In 1946, the parents of Velina met each other in Kobe, initiating a nine-year courtship despite disapproval from Velina's maternal grandfather. The grandfather, devastated by his country's defeat in World War II and the loss of his family's land due to the land reform policies backed by the U.S. occupation, died by suicide. Following their marriage, the couple eventually had little contact with both sides of their respective families. The family settled in Junction City, Kansas, a small town adjacent to the military base, living a culturally Japanese lifestyle at the insistence of Velina's mother, Setsuko.

In 1969, as a result of combat-related stress and alcoholism, Velina's father died.
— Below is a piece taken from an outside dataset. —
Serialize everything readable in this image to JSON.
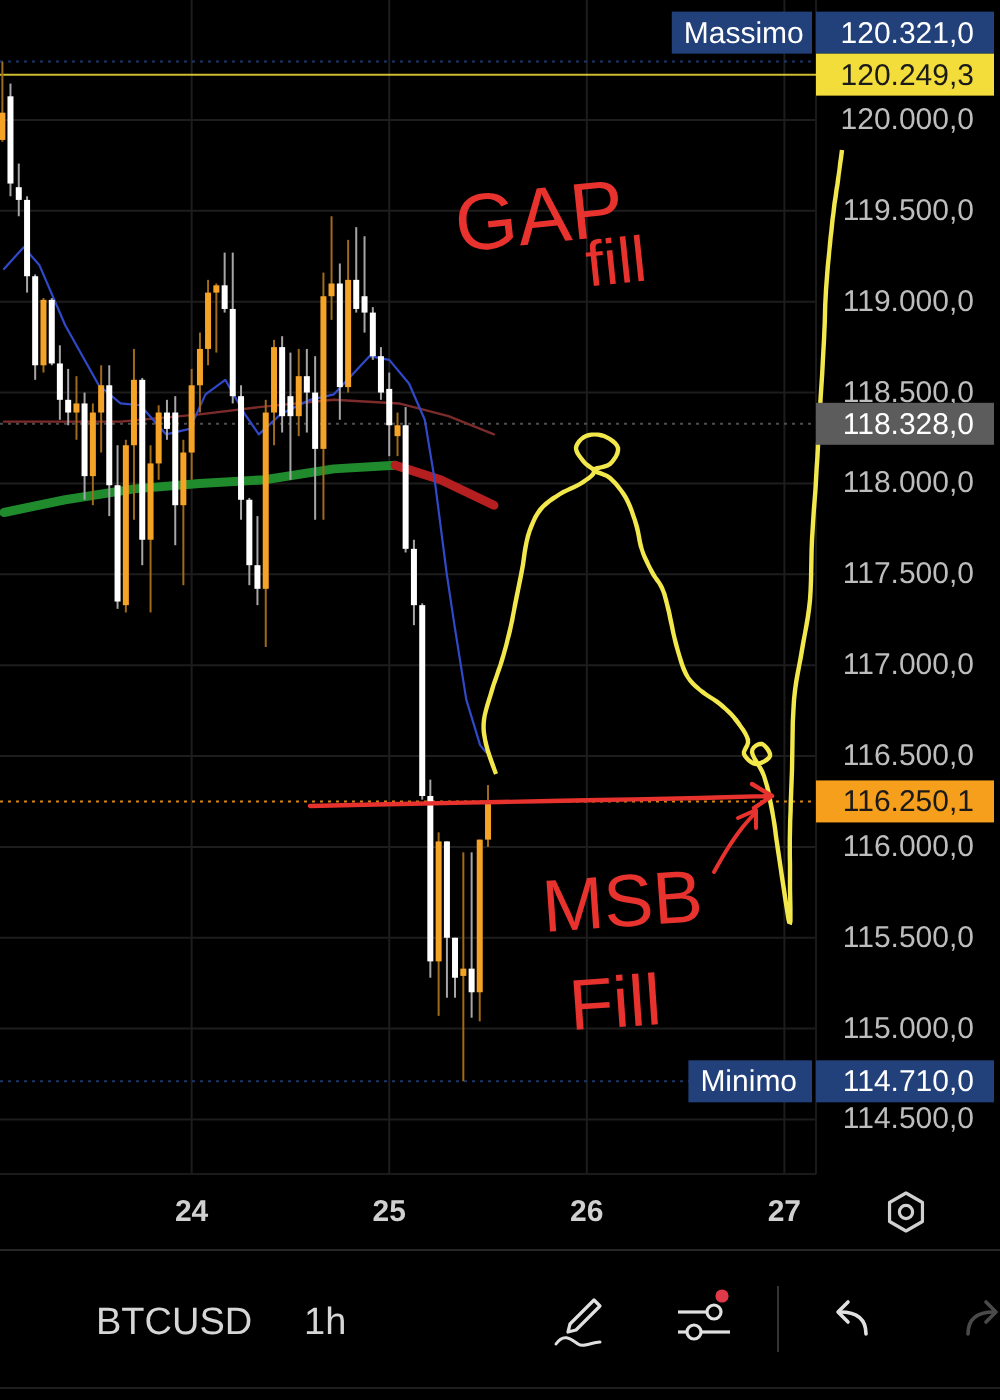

Setsuko continued raising her family in Junction City. She died in 2022 at the age of 93.

==Education==
Houston attended graduate school at the University of California at Los Angeles and at the University of Southern California. She holds a PhD from USC's School of Cinematic Arts, and an MFA from the University of California at Los Angeles' School of Theater, Film, and Television. She also attended Kansas State University in Manhattan, Kansas, majoring in journalism and theater with a minor in philosophy. She is a Phi Beta Kappa.

Houston serves as a Distinguished Professor of Theatre in Dramatic Writing at the USC School of Dramatic Arts and is USC's Resident Playwright. She is on the Board of Trustees of Berklee College in Boston.

==Personal life==
Houston has been married to Peter Henry Jones of Manchester, England, since 2002, and resides in Los Angeles, California. She has two children, Kiyoshi and Leilani.

==Awards and fellowships==
Houston has been recognized as a Japan Foundation Fellow, a Rockefeller Foundation Fellow, a Sidney F. Brody Fellow, a James Zumberge Fellow (thrice), a California Arts Council fellow, a Los Angeles Endowment for the Arts Fellow, and a Doris Duke Charitable Foundation fellow; in addition, she was a co-recipient of a fellowship from the Andrew Mellon Foundation.

Her archives are held at The Huntington Library, Art Museum, and Botanical Gardens, San Marino, California.

==Works==
- Anthologies
  - (ed.) The Politics of Life: Four Plays by Asian American Women. Philadelphia: Temple University Press, 1993. Anthology of plays by Wakako Yamauchi, Genny Lim and Velina Hasu Houston.
  - (ed.) But still, like air, I'll rise: new Asian American plays. Philadelphia: Temple University Press, 1997. Anthology of plays by Jeannie Barroga, Philip Kan Gotanda, Velina Hasu Houston, Huynh Quang Nhuong, David Henry Hwang, Victoria Nalani Kneubuhl, Sung Rno, Dmae Roberts, Lucy Wang, Elizabeth Wong and Chay Yew.
- Theatrical Works
  - Tea
  - Asa Ga Kimashita (Morning Has Broken)
  - American Dreams
  - Kokoro (True Heart)
  - Setting the Table
  - Calligraphy
  - Oh I Remember the Black Birch
  - Little Women (A Multicultural Transposition)
  - Cinnamon Girl (book and lyrics by Houston)
  - Calling Aphrodite
  - The Everywhere of Her (book and lyrics by Houston), and others.